Lowe expresses similar feelings about the life-long lessons she learned from Leathers:
One of the most impactful lessons was when he taught me how to specialize in an event. During my junior year he made me stop doing other events and focus on the high jump. I was thinking I could go to college and do all those events, but he was thinking strategically - we need to make sure you go to college. I fought back at first, but I trusted him because I respected him, and he was right. That allowed me to have my pick of where to go to college. His goal was to get kids to college. I would estimate that he helped 30-40 kids go to school on scholarship. His goal was to get athletes an education and change their lives through track & field.
He Will Be Missed
Based on measurable accomplishments alone, Coach Leathers has a resume that can stack up against just about anyone's.
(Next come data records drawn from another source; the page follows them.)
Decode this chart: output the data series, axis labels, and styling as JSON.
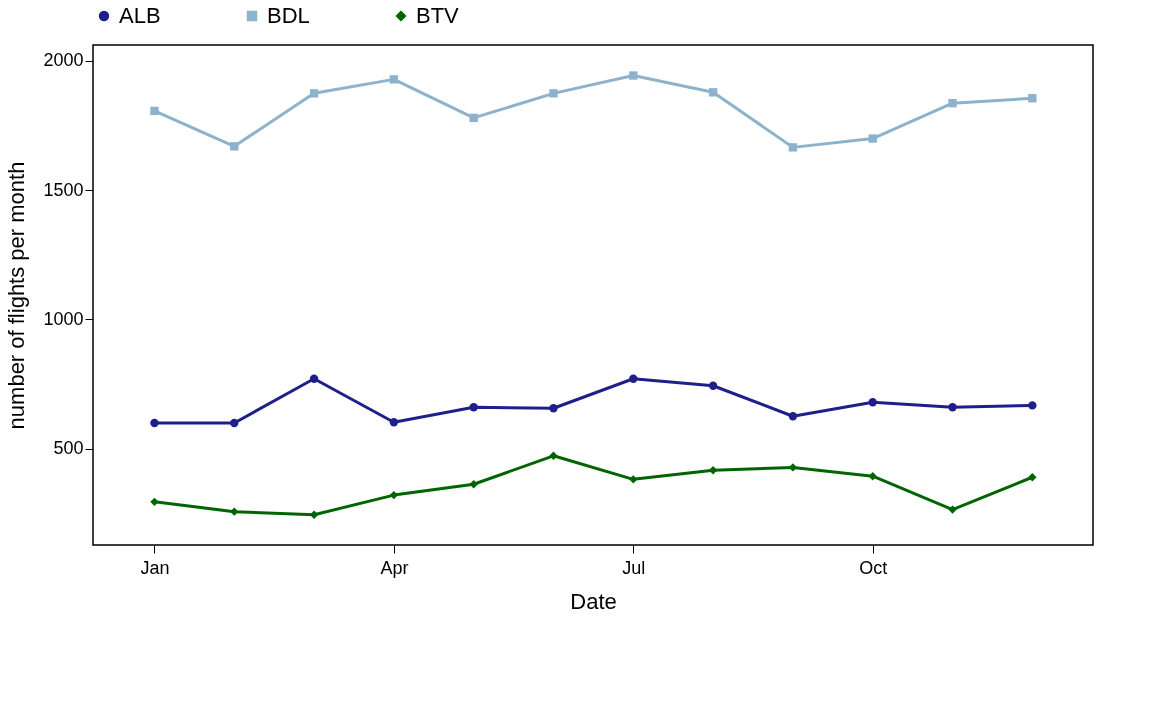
{
  "chart_data": {
    "type": "line",
    "xlabel": "Date",
    "ylabel": "number of flights per month",
    "categories": [
      "Jan",
      null,
      null,
      "Apr",
      null,
      null,
      "Jul",
      null,
      null,
      "Oct",
      null,
      null
    ],
    "series": [
      {
        "name": "ALB",
        "color": "#1f1f8c",
        "marker": "circle",
        "values": [
          599,
          599,
          770,
          602,
          660,
          656,
          770,
          743,
          625,
          679,
          660,
          667
        ]
      },
      {
        "name": "BDL",
        "color": "#8db3cc",
        "marker": "square",
        "values": [
          1806,
          1669,
          1874,
          1928,
          1779,
          1874,
          1943,
          1878,
          1665,
          1699,
          1836,
          1855
        ]
      },
      {
        "name": "BTV",
        "color": "#006400",
        "marker": "diamond",
        "values": [
          294,
          256,
          244,
          320,
          362,
          472,
          381,
          416,
          427,
          393,
          264,
          389
        ]
      }
    ],
    "ylim": [
      127,
      2061
    ],
    "yticks": [
      500,
      1000,
      1500,
      2000
    ],
    "grid": false,
    "legend": "top",
    "line_style": "solid"
  }
}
He won three Southern Section titles while at Centennial (Compton), then added 11 more after moving to Riverside's J.W. North in 1992, including nine with the girls' team. He also guided the Huskies to the 1999 and 2000 girls team state championships. In addition to Hayes and Lowe, he coached future Olympians Whitney Ashley, not to mention several more athletes who won CIF individual titles. Perhaps most remarkable was his particular success in the 100 Hurdles, where Hayes, Nicole Hoxie, and Nichole Denby combined to win seven straight Southern Section Masters titles and five state championships. Not that you would ever hear him talk about these things - Lowe says, "He was humble. You would never hear him bragging about how great he was, and he should have been a D-1 coach."
Clearly, though, the mark of a great coach is their lasting legacy in the lives of those they touched. On that score, it would be hard to top the impact that Coach Leathers has had on his athletes, which will be carried on through the work of the current coaches that learned from him. Leathers, who died March 7 at age 73, made the California track community a better place, and he will be missed.